Excerpt rom article: I Hate Loud Music: Carnival in Trinidad. https://roamancing.com/2022/03/i-hate-loud-music-carnival-in-trinidad/
Imagine the Academy Awards, New Year’s Eve and World Cup Soccer, all rolled into the most important day of the year. It’s Carnival, and the Caribbean Island of Trinidad claims to have invented it in the new world. This is serious business, with contests, royalty (kings and queens of music), costumes, and newspaper articles offering everything from editorials (has Carnival in Trinidad become too Vegas or Brazilian?) to makeup tips and stretching exercises for those who plan to dance all night.

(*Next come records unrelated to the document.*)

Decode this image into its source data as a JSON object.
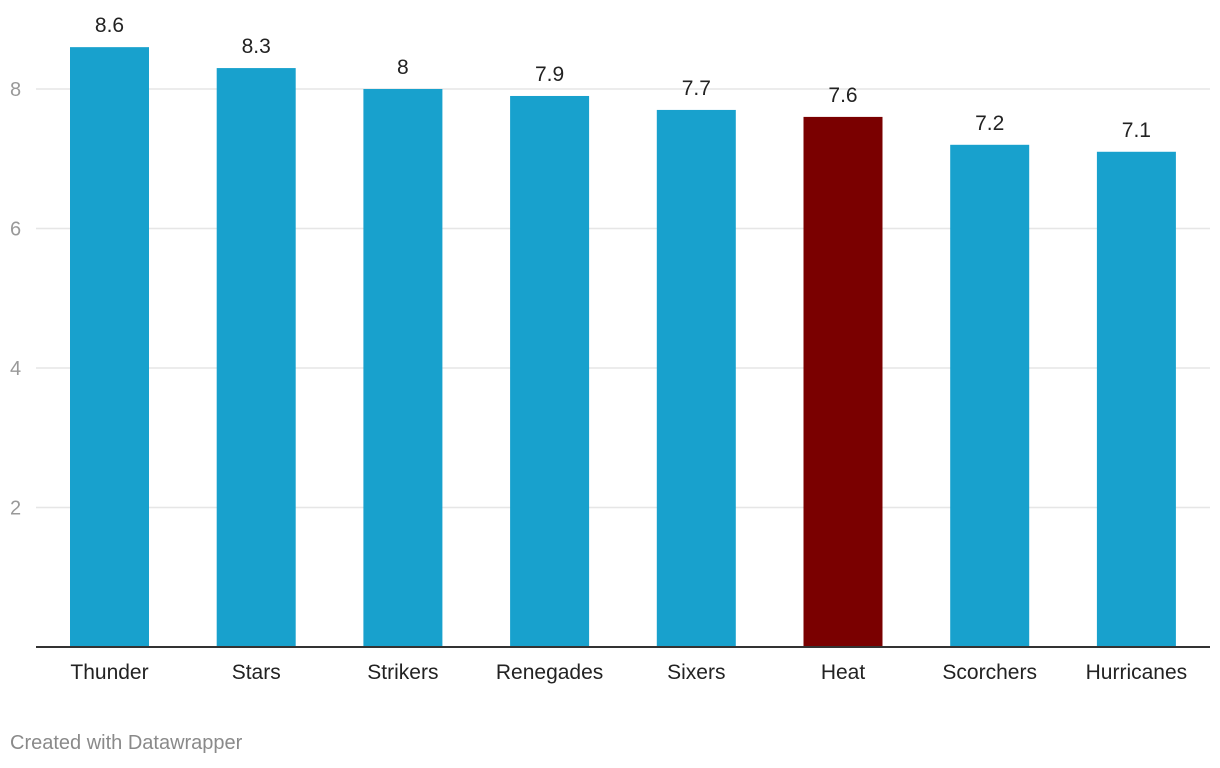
{
  "chart_data": {
    "type": "bar",
    "categories": [
      "Thunder",
      "Stars",
      "Strikers",
      "Renegades",
      "Sixers",
      "Heat",
      "Scorchers",
      "Hurricanes"
    ],
    "values": [
      8.6,
      8.3,
      8.0,
      7.9,
      7.7,
      7.6,
      7.2,
      7.1
    ],
    "data_labels": [
      "8.6",
      "8.3",
      "8",
      "7.9",
      "7.7",
      "7.6",
      "7.2",
      "7.1"
    ],
    "highlight_category": "Heat",
    "ylim": [
      0,
      8.6
    ],
    "yticks": [
      2,
      4,
      6,
      8
    ],
    "grid": true,
    "legend": "none",
    "colors": {
      "bar": "#18a1cd",
      "highlight": "#7a0000",
      "gridline": "#e6e6e6",
      "baseline": "#333333",
      "tick_label": "#999999",
      "category_label": "#222222",
      "value_label": "#222222"
    }
  },
  "footer": "Created with Datawrapper"
}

Tens of thousands of Trinidadians living abroad pour into their country every year for carnival. Many buy their costumes in advance, join a masquerade band, and live it up. But what’s it like for a first-timer? For me, pre-carnival started out as something I couldn’t wait to escape. You see, I hate loud music. I am here with other travel writers to cover the event.
At 3 am I am awakened by the mother of all wake up alarms: the throb of music so loud it shakes the panes of glass in my hotel room window. The thrum and blare of Soca (soul and calypso) music comes from a procession winding its way past the Trinidad Hilton, Carnival central because of its proximity to the main outdoor stadium. But this is early Monday morning; Carnival is not until Tuesday (the day before Ash Wednesday). The pre-dawn revellers are celebrating the weird Walpurgisnachtian ritual called J’ouvert, which in Trinidad opens the day before Carnival.
Having to be awake and ready to go at 3:45 am in a Hilton lobby is even more disorienting when the lobby is full, the bar is buzzing, night is day – and you’re surrounded by accountants and bespectacled computer nerds dressed as gladiators and Vegas showgirls. They have come from London and Toronto, Milwaukee and Detroit.
Once on the street, in the dim light, I notice that this isn’t the Carnival of glitter and spangles; rather, J’ouvert Monday is about the shadow side of the celebration. People are dressed in rags; some are smeared with blue paint, others with mud. The grunge look is supposed to have originated in the slaves = mockery of their masters, but today the effect is more Apocalypse Now meets the Night of the Living Dead. I find this appealingly in synch with my mood. I hate loud music. Loud – the kind you feel pounding your head, the kind that comes out of assault amplifiers.